10. Phytosanitary Alert System (PAS) Panel
    The panel prepared guidelines for the development of pest alerts 
and a checklist of alert sources to ensure all available sources are 
being utilized but not duplicated; coordinated outreach with other 
related Web sites and linked them to the PAS Web site; conducted 
outreach activities for possible collaboration between NAPPO, OIRSA, 
and other NPPOs in Central America on pest alerts; and posted new pest 
reports and alerts to the NAPPO PAS Web site.
11. Plants for Planting
    The panel reviewed the need to maintain RSPM 24, ``Integrated pest 
risk management measures for the importation of plants for planting 
into NAPPO member countries'' after the IPPC standard on the same 
subject was adopted; completed the pest list annexes for RSPM 35, 
``Guidelines for the Movement of Stone and Pome Fruit Trees and 
Grapevines into a NAPPO Member Country;'' and organized the Plants for 
Planting Symposium for the 2012 Annual Meeting, focusing on regulatory 
strategies for the nursery industry (including greenhouses).
12. Potato Panel
    The panel developed a NAPPO discussion paper on the efficacy of 
potato sprout inhibitors, gathered the most recent information potato 
virus Y and identified the strains of concern to the NAPPO region based 
on biological and economic factors, and completed the review of RSPM 3, 
``Requirements for the importation of potatoes.'' The panel 
investigated the potential phytosanitary issues related to zebra chip.
13. Seeds Panel
    The panel is working to complete the NAPPO regional standard on 
seed movement, an appendix on pathogens considered to be seedborne and 
seed-transmitted pests, and the annexes covering phytosanitary import 
requirements, recommended seed testing and diagnostic methods for most 
important seed pests, and recommended seed treatments for quarantine 
seed pests. The panel continues to support efforts in the development 
of an international standard for seed.
14. Standards Panel
    The panel coordinated the review of new and amended NAPPO 
standards, diagnostic and treatment protocols, and implementation 
plans; provided updates on NAPPO standards and ISPMs for the NAPPO 
Newsletter; maintained the NAPPO Glossary; and is developing a 
regulatory response upon detection of new pests in NAPPO to avoid 
bilateral irritants.
15. Tuta absoluta Technical Advisory Group
    This TAG has developed a surveillance protocol for the tomato leaf 
miner, Tuta absoluta for NAPPO countries which includes a system for 
early detection, trapping criteria, a system for delimiting surveys, 
and recommended phytosanitary measures when detections are made.

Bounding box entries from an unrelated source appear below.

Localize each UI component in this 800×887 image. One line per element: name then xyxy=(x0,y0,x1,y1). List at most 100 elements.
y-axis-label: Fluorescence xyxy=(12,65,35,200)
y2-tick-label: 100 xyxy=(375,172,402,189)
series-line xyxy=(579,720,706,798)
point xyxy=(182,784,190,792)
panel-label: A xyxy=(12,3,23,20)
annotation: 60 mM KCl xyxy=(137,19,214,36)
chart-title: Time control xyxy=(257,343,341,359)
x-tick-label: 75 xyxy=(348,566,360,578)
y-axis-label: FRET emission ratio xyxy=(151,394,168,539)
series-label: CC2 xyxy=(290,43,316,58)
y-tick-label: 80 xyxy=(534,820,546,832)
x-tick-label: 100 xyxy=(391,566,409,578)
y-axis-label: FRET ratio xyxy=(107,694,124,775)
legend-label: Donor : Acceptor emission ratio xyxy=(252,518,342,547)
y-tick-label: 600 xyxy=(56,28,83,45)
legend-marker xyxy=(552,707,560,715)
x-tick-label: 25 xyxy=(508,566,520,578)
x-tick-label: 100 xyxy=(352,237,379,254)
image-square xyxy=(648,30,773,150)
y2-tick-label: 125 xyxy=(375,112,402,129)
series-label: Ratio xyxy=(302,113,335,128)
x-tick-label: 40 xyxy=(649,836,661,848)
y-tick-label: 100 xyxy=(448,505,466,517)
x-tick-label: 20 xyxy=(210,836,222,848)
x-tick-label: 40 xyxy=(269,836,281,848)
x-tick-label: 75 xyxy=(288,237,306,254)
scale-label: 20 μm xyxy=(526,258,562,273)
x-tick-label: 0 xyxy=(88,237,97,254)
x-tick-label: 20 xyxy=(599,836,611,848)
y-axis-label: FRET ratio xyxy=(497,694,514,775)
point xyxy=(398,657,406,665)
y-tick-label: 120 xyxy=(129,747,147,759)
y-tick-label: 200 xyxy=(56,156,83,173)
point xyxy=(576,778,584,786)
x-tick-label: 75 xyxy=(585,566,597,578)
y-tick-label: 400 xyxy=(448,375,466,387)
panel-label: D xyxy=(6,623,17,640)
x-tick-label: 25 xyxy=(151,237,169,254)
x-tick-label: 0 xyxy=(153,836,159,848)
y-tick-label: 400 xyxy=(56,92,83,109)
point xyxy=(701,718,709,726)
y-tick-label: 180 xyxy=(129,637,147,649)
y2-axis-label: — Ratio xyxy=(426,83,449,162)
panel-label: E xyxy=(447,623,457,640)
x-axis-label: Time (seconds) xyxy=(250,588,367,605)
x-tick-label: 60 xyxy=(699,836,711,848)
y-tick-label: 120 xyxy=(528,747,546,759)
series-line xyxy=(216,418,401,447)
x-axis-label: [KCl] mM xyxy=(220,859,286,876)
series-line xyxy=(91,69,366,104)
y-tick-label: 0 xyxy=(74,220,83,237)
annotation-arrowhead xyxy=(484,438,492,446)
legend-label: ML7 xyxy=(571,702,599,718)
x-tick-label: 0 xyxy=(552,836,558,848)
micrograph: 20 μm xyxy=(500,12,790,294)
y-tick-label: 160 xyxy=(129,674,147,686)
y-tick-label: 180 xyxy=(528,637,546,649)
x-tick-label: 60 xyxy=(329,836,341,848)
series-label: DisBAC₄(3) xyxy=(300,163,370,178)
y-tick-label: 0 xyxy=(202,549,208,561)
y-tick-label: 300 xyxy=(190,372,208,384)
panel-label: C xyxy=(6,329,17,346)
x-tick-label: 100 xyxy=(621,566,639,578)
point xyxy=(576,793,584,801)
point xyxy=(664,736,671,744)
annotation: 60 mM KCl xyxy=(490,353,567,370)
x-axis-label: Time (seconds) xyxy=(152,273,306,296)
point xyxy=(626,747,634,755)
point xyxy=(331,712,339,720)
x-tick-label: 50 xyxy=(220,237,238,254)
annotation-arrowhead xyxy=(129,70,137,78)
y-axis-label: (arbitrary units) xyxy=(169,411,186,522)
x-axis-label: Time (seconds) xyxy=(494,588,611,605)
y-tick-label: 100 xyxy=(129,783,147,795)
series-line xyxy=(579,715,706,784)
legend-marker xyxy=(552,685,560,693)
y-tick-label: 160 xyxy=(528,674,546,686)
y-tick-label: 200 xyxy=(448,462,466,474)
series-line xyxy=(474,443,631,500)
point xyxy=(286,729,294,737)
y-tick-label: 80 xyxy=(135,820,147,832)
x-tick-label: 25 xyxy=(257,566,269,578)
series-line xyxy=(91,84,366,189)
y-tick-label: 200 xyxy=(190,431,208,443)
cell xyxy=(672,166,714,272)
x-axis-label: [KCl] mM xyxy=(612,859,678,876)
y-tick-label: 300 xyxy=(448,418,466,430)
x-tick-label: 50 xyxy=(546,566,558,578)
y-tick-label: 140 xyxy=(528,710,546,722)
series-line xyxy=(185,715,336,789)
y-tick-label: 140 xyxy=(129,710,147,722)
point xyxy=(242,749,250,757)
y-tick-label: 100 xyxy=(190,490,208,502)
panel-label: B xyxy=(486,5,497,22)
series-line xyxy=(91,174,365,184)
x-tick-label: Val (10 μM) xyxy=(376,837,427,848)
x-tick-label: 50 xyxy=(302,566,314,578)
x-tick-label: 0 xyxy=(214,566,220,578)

    The PPQ Associate Deputy Administrator, as the official U.S. 
delegate to NAPPO, intends to participate in the adoption of these 
regional plant health standards, including the work described above, 
once they are completed and ready for such consideration.

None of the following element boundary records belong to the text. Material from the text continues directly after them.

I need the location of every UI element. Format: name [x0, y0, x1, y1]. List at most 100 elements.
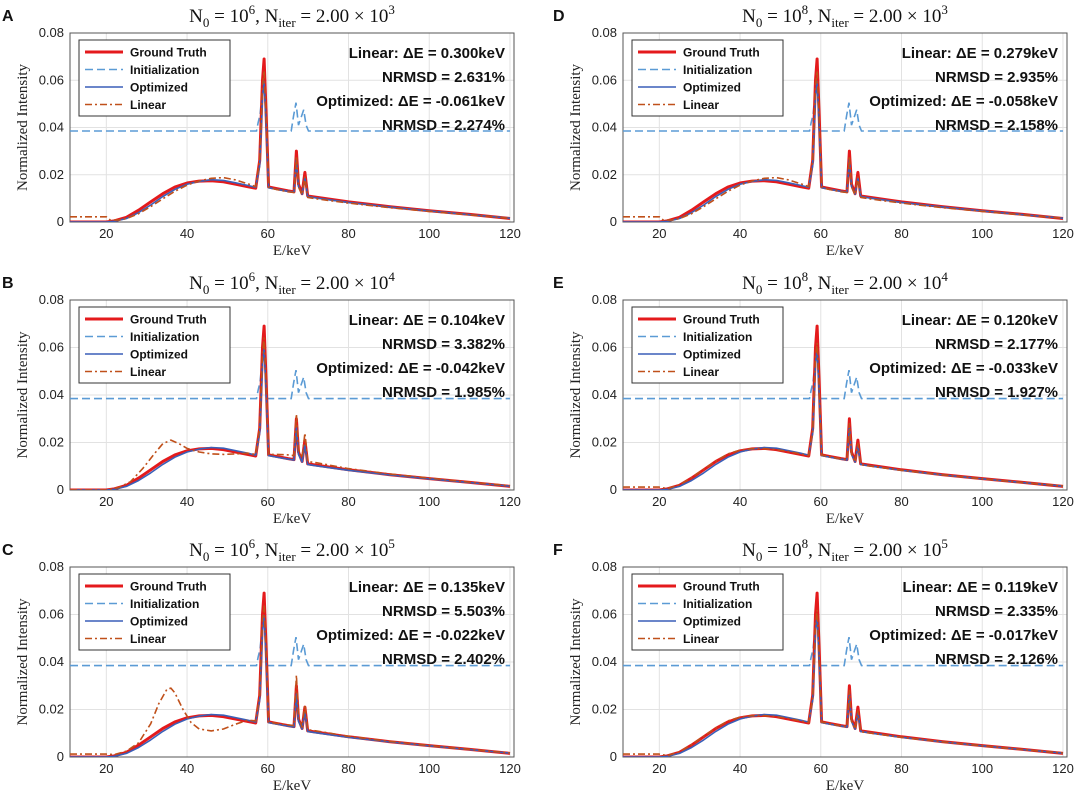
title-niter-label: N — [818, 540, 832, 561]
legend: Ground Truth Initialization Optimized Linea… — [78, 306, 231, 384]
series-optimized — [70, 614, 511, 757]
series-group — [70, 57, 511, 222]
x-axis-label: E/keV — [826, 511, 864, 527]
x-axis-label: E/keV — [826, 243, 864, 259]
panel-f: 20 40 60 80 100 12000.020.040.060.08E/keVNorm… — [553, 536, 1074, 794]
title-n0-sub: 0 — [756, 282, 763, 297]
title-niter-exp: 3 — [388, 2, 395, 17]
y-tick-label: 0.04 — [592, 120, 617, 135]
y-tick-label: 0 — [610, 482, 617, 497]
x-tick-label: 80 — [894, 494, 908, 509]
linear-nrmsd: NRMSD = 2.631% — [382, 69, 505, 86]
x-tick-label: 60 — [814, 494, 828, 509]
y-tick-label: 0.02 — [39, 702, 64, 717]
linear-delta-e: Linear: ΔE = 0.120keV — [902, 312, 1058, 329]
title-niter-sub: iter — [278, 549, 296, 564]
y-axis-label: Normalized Intensity — [568, 63, 584, 191]
x-axis-label: E/keV — [273, 511, 311, 527]
series-optimized — [70, 347, 511, 490]
x-tick-label: 60 — [814, 226, 828, 241]
title-n0-eq: = 10 — [209, 6, 248, 27]
panel-letter: D — [553, 8, 565, 25]
y-tick-label: 0.02 — [592, 167, 617, 182]
legend-label-linear: Linear — [130, 632, 166, 646]
y-tick-label: 0.04 — [39, 654, 64, 669]
legend-label-ground-truth: Ground Truth — [683, 580, 760, 594]
panel-title: N0 = 106, Niter = 2.00 × 105 — [189, 536, 395, 564]
legend-box — [631, 306, 784, 384]
x-tick-label: 80 — [341, 494, 355, 509]
x-tick-label: 80 — [894, 761, 908, 776]
metrics-annotations: Linear: ΔE = 0.279keV NRMSD = 2.935% Optim… — [869, 45, 1058, 134]
panel-title: N0 = 106, Niter = 2.00 × 104 — [189, 269, 395, 297]
optimized-nrmsd: NRMSD = 2.126% — [935, 651, 1058, 668]
y-tick-label: 0 — [57, 482, 64, 497]
title-n0-label: N — [189, 273, 203, 294]
panel-title: N0 = 108, Niter = 2.00 × 104 — [742, 269, 948, 297]
linear-nrmsd: NRMSD = 2.335% — [935, 603, 1058, 620]
y-axis-label: Normalized Intensity — [568, 331, 584, 459]
title-n0-label: N — [742, 273, 756, 294]
panel-letter: F — [553, 542, 563, 559]
x-tick-label: 80 — [894, 226, 908, 241]
title-niter-label: N — [818, 273, 832, 294]
x-tick-label: 80 — [341, 761, 355, 776]
title-niter-eq: = 2.00 × 10 — [296, 273, 389, 294]
panel-letter: A — [2, 8, 14, 25]
series-linear — [70, 337, 511, 490]
series-linear — [70, 605, 511, 756]
legend: Ground Truth Initialization Optimized Linea… — [78, 39, 231, 117]
y-tick-label: 0 — [610, 749, 617, 764]
legend-label-ground-truth: Ground Truth — [130, 46, 207, 60]
title-niter-exp: 4 — [388, 269, 395, 284]
x-axis-label: E/keV — [826, 778, 864, 794]
metrics-annotations: Linear: ΔE = 0.120keV NRMSD = 2.177% Optim… — [869, 312, 1058, 401]
title-n0-eq: = 10 — [762, 540, 801, 561]
title-niter-label: N — [265, 273, 279, 294]
legend-label-ground-truth: Ground Truth — [683, 46, 760, 60]
x-tick-label: 40 — [733, 226, 747, 241]
series-linear — [623, 609, 1064, 757]
x-tick-label: 120 — [499, 494, 521, 509]
x-tick-label: 20 — [652, 761, 666, 776]
optimized-delta-e: Optimized: ΔE = -0.022keV — [316, 627, 505, 644]
legend-label-initialization: Initialization — [130, 597, 199, 611]
title-niter-sub: iter — [278, 15, 296, 30]
title-n0-exp: 6 — [249, 536, 256, 551]
optimized-nrmsd: NRMSD = 2.158% — [935, 117, 1058, 134]
linear-nrmsd: NRMSD = 5.503% — [382, 603, 505, 620]
linear-delta-e: Linear: ΔE = 0.119keV — [903, 579, 1058, 596]
x-tick-label: 60 — [261, 494, 275, 509]
legend-label-linear: Linear — [130, 98, 166, 112]
optimized-delta-e: Optimized: ΔE = -0.061keV — [316, 93, 505, 110]
title-niter-eq: = 2.00 × 10 — [849, 6, 942, 27]
legend-label-optimized: Optimized — [130, 81, 188, 95]
y-tick-label: 0.06 — [592, 72, 617, 87]
axes-box — [622, 299, 1068, 491]
title-n0-eq: = 10 — [209, 273, 248, 294]
x-tick-label: 20 — [99, 761, 113, 776]
y-axis-label: Normalized Intensity — [15, 63, 31, 191]
legend-label-ground-truth: Ground Truth — [130, 313, 207, 327]
x-tick-label: 100 — [418, 494, 440, 509]
optimized-nrmsd: NRMSD = 1.927% — [935, 384, 1058, 401]
title-niter-sub: iter — [831, 549, 849, 564]
series-group — [70, 591, 511, 757]
y-tick-label: 0 — [57, 749, 64, 764]
axes-box — [622, 566, 1068, 758]
series-group — [623, 57, 1064, 222]
title-sep: , — [808, 273, 818, 294]
title-n0-exp: 6 — [249, 2, 256, 17]
y-tick-label: 0.06 — [592, 607, 617, 622]
x-tick-label: 40 — [180, 494, 194, 509]
y-tick-label: 0.02 — [39, 435, 64, 450]
legend: Ground Truth Initialization Optimized Linea… — [78, 573, 231, 651]
x-tick-label: 60 — [814, 761, 828, 776]
legend-label-optimized: Optimized — [683, 348, 741, 362]
title-n0-label: N — [742, 6, 756, 27]
optimized-nrmsd: NRMSD = 1.985% — [382, 384, 505, 401]
series-linear — [623, 70, 1064, 221]
x-tick-label: 20 — [652, 226, 666, 241]
title-n0-sub: 0 — [203, 549, 210, 564]
linear-delta-e: Linear: ΔE = 0.300keV — [349, 45, 505, 62]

    The information in this notice contains all the information 
available to us on NAPPO standards currently under

[[Page 1832]]

development or consideration. For updates on meeting times and for 
information on the working panels that may become available following 
publication of this notice, go to the NAPPO Web site on the Internet at 
http://www.nappo.org or contact Ms. Julie Aliaga (see FOR FURTHER 
INFORMATION CONTACT above). Information on official U.S. participation 
in NAPPO activities, including U.S. positions on standards being 
considered, may also be obtained from Ms. Aliaga. Those wishing to 
provide comments on any of the topics being addressed by any of the 
NAPPO panels may do so at any time by responding to this notice (see 
ADDRESSES above) or by transmitting comments through Ms. Aliaga.

    Done in Washington, DC, this 2nd day of January, 2013.
Kevin Shea,
Acting Administrator, Animal and Plant Health Inspection Service.